We weren't quite patient enough and did some decorating without hearing the final verdict. The outcome is pictured below, a perfect scene of coexistence, if you ask me:
Ultimately, however, we were informed by our supervisor that according to the higher ups in our organization it was alright for us to display ornaments, tinsel, and winter themed decorations like snow flakes and snowmen, but anything that could be interpreted as a religious symbol was out. This meant no more Menorah and no more Christmas tree for us, sad day. (Don't be too sad for us, though, the office is still quite festive, pictures to come tomorrow)
Being the Religion major that I am, I couldn't help but start to think of the greater implications of this "ruling." To me it seems to boil down to the difference between freedom of religion and freedom from religion. As employees of a government funded organization based out of a public school do those we serve (and we in turn) have the right to the freedom of religion- that is, the ability to practice whatever religion we want however we want- or freedom from religion, the right to have no semblance of religion in one's vicinity.
These are two very different things. If I have the freedom of religion then it should be no problem for me to display my Menorah in my work space just like my student can take time during session to pray or another teacher in the school can wear a cross necklace- so long as none of us are imposing our beliefs on others or trying to convert anyone. But, if it is freedom from religion that we are truly granting then pretty much none of that should be allowed.

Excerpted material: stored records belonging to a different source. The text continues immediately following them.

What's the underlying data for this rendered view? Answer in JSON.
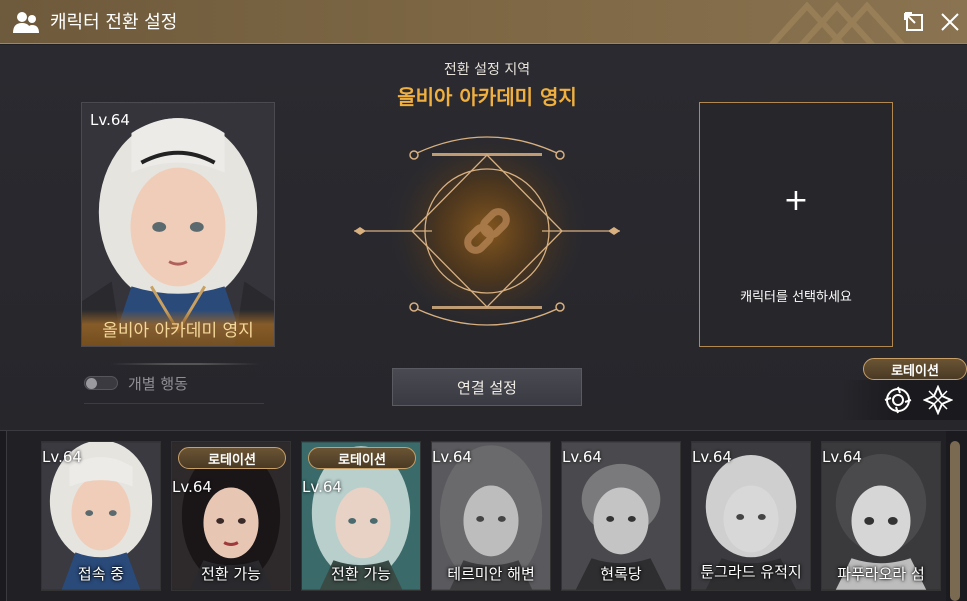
{
  "window": {
    "title": "캐릭터 전환 설정",
    "icons": {
      "title": "users-icon",
      "popout": "popout-icon",
      "close": "close-icon"
    }
  },
  "current_character": {
    "level": "Lv.64",
    "region": "올비아 아카데미 영지"
  },
  "individual_action": {
    "label": "개별 행동",
    "enabled": false
  },
  "center": {
    "subtitle": "전환 설정 지역",
    "region": "올비아 아카데미 영지",
    "emblem_icon": "link-icon",
    "connect_button": "연결 설정"
  },
  "target_slot": {
    "plus": "+",
    "message": "캐릭터를 선택하세요"
  },
  "rotation": {
    "label": "로테이션",
    "icons": [
      "flower-emblem-icon",
      "cross-emblem-icon"
    ]
  },
  "characters": [
    {
      "level": "Lv.64",
      "label": "접속 중",
      "badge": "",
      "tone": "color-blonde"
    },
    {
      "level": "Lv.64",
      "label": "전환 가능",
      "badge": "로테이션",
      "tone": "color-dark"
    },
    {
      "level": "Lv.64",
      "label": "전환 가능",
      "badge": "로테이션",
      "tone": "color-teal"
    },
    {
      "level": "Lv.64",
      "label": "테르미안 해변",
      "badge": "",
      "tone": "gray"
    },
    {
      "level": "Lv.64",
      "label": "현록당",
      "badge": "",
      "tone": "gray"
    },
    {
      "level": "Lv.64",
      "label": "툰그라드 유적지",
      "badge": "",
      "tone": "gray"
    },
    {
      "level": "Lv.64",
      "label": "파푸라오라 섬",
      "badge": "",
      "tone": "gray"
    }
  ],
  "colors": {
    "accent_gold": "#f0b040",
    "frame_gold": "#b08850",
    "titlebar": "#7d6744"
  }
}
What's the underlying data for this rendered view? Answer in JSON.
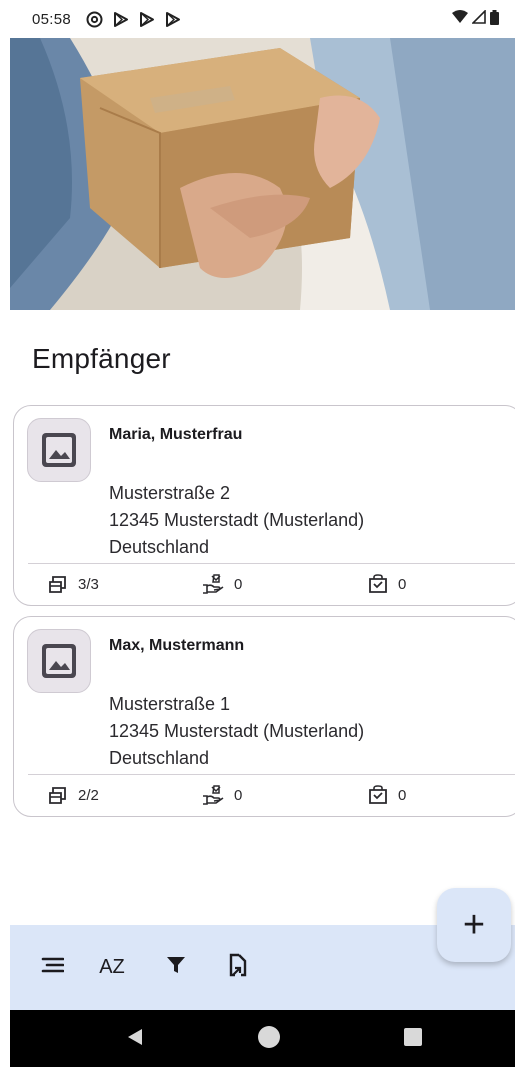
{
  "status_bar": {
    "time": "05:58"
  },
  "page": {
    "title": "Empfänger"
  },
  "recipients": [
    {
      "name": "Maria, Musterfrau",
      "street": "Musterstraße 2",
      "city": "12345 Musterstadt (Musterland)",
      "country": "Deutschland",
      "stats": {
        "shipments": "3/3",
        "handovers": "0",
        "packages": "0"
      }
    },
    {
      "name": "Max, Mustermann",
      "street": "Musterstraße 1",
      "city": "12345 Musterstadt (Musterland)",
      "country": "Deutschland",
      "stats": {
        "shipments": "2/2",
        "handovers": "0",
        "packages": "0"
      }
    }
  ],
  "fab": {
    "label": "+"
  },
  "toolbar": {
    "sort_label": "AZ"
  },
  "colors": {
    "accent_container": "#dbe6f8",
    "card_border": "#c9c5cc",
    "nav_bar": "#000000"
  },
  "icons": [
    "wifi-icon",
    "signal-icon",
    "battery-icon",
    "menu-icon",
    "sort-az-icon",
    "filter-icon",
    "export-icon",
    "image-placeholder-icon",
    "shipment-icon",
    "handover-icon",
    "package-icon",
    "back-icon",
    "home-icon",
    "recents-icon"
  ]
}
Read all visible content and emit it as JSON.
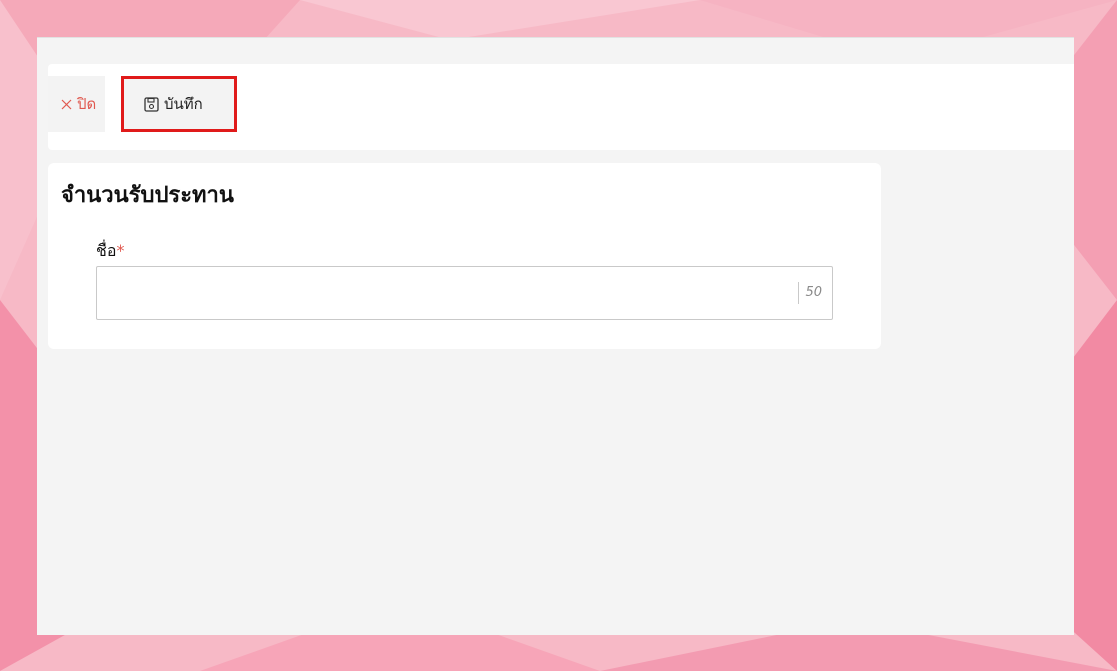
{
  "toolbar": {
    "close_label": "ปิด",
    "save_label": "บันทึก"
  },
  "form": {
    "title": "จำนวนรับประทาน",
    "name_field": {
      "label": "ชื่อ",
      "required_mark": "*",
      "value": "",
      "char_limit": "50"
    }
  },
  "icons": {
    "close": "close-icon",
    "save": "save-icon"
  },
  "colors": {
    "accent_red": "#e0584f",
    "highlight": "#e01a1a",
    "background": "#f7b9c6"
  }
}
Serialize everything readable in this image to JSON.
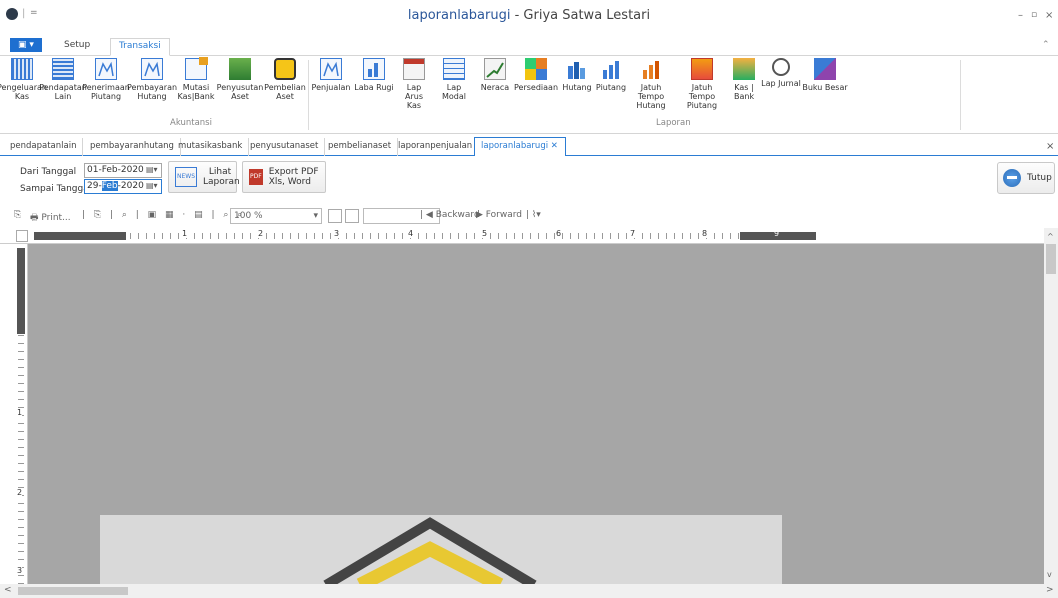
{
  "window": {
    "title_main": "laporanlabarugi",
    "title_sep": " - ",
    "title_sub": "Griya Satwa Lestari"
  },
  "ribbon_tabs": [
    {
      "label": "Setup"
    },
    {
      "label": "Transaksi"
    }
  ],
  "ribbon": {
    "akuntansi": [
      {
        "label": "Pengeluaran Kas",
        "icon": "book-icon"
      },
      {
        "label": "Pendapatan Lain",
        "icon": "ledger-icon"
      },
      {
        "label": "Penerimaan Piutang",
        "icon": "chart-icon"
      },
      {
        "label": "Pembayaran Hutang",
        "icon": "chart-icon"
      },
      {
        "label": "Mutasi Kas|Bank",
        "icon": "transfer-icon"
      },
      {
        "label": "Penyusutan Aset",
        "icon": "asset-icon"
      },
      {
        "label": "Pembelian Aset",
        "icon": "bus-icon"
      }
    ],
    "laporan": [
      {
        "label": "Penjualan"
      },
      {
        "label": "Laba Rugi"
      },
      {
        "label": "Lap Arus Kas"
      },
      {
        "label": "Lap Modal"
      },
      {
        "label": "Neraca"
      },
      {
        "label": "Persediaan"
      },
      {
        "label": "Hutang"
      },
      {
        "label": "Piutang"
      },
      {
        "label": "Jatuh Tempo Hutang"
      },
      {
        "label": "Jatuh Tempo Piutang"
      },
      {
        "label": "Kas | Bank"
      },
      {
        "label": "Lap Jurnal"
      },
      {
        "label": "Buku Besar"
      }
    ],
    "group_akuntansi": "Akuntansi",
    "group_laporan": "Laporan"
  },
  "doc_tabs": [
    {
      "label": "pendapatanlain"
    },
    {
      "label": "pembayaranhutang"
    },
    {
      "label": "mutasikasbank"
    },
    {
      "label": "penyusutanaset"
    },
    {
      "label": "pembelianaset"
    },
    {
      "label": "laporanpenjualan"
    },
    {
      "label": "laporanlabarugi"
    }
  ],
  "filters": {
    "dari_label": "Dari Tanggal",
    "dari_value": "01-Feb-2020",
    "sampai_label": "Sampai Tanggal",
    "sampai_pre": "29-",
    "sampai_sel": "Feb",
    "sampai_post": "-2020",
    "lihat_label": "Lihat Laporan",
    "lihat_icon_text": "NEWS",
    "export_label": "Export PDF Xls, Word",
    "export_icon_text": "PDF",
    "tutup_label": "Tutup"
  },
  "toolbar": {
    "print": "Print...",
    "zoom": "100 %",
    "backward": "Backward",
    "forward": "Forward"
  },
  "ruler": {
    "marks": [
      "1",
      "2",
      "3",
      "4",
      "5",
      "6",
      "7",
      "8",
      "9"
    ],
    "vmarks": [
      "1",
      "2",
      "3"
    ]
  },
  "colors": {
    "accent": "#2b7cd3",
    "canvas": "#a6a6a6"
  }
}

I understand why my organization made this ruling- it's safer and keeps anyone from potentially getting in trouble or misinterpreted. But, I wonder when being 'safe' in this way is going too far. When does prohibiting religious displays in an office turn into prohibiting displays of religion on one's body (I can't help but think of France and the headscarf fiasco)? And, how far of a leap is it from 'freedom from religion' to 'freedom from culture'- discouraging people from displaying anything related to their heritage or cultural upbringing? Most importantly, in my opinion, how many teaching and learning opportunities are lost when we silence or hide religion instead of allowing students to see and question it?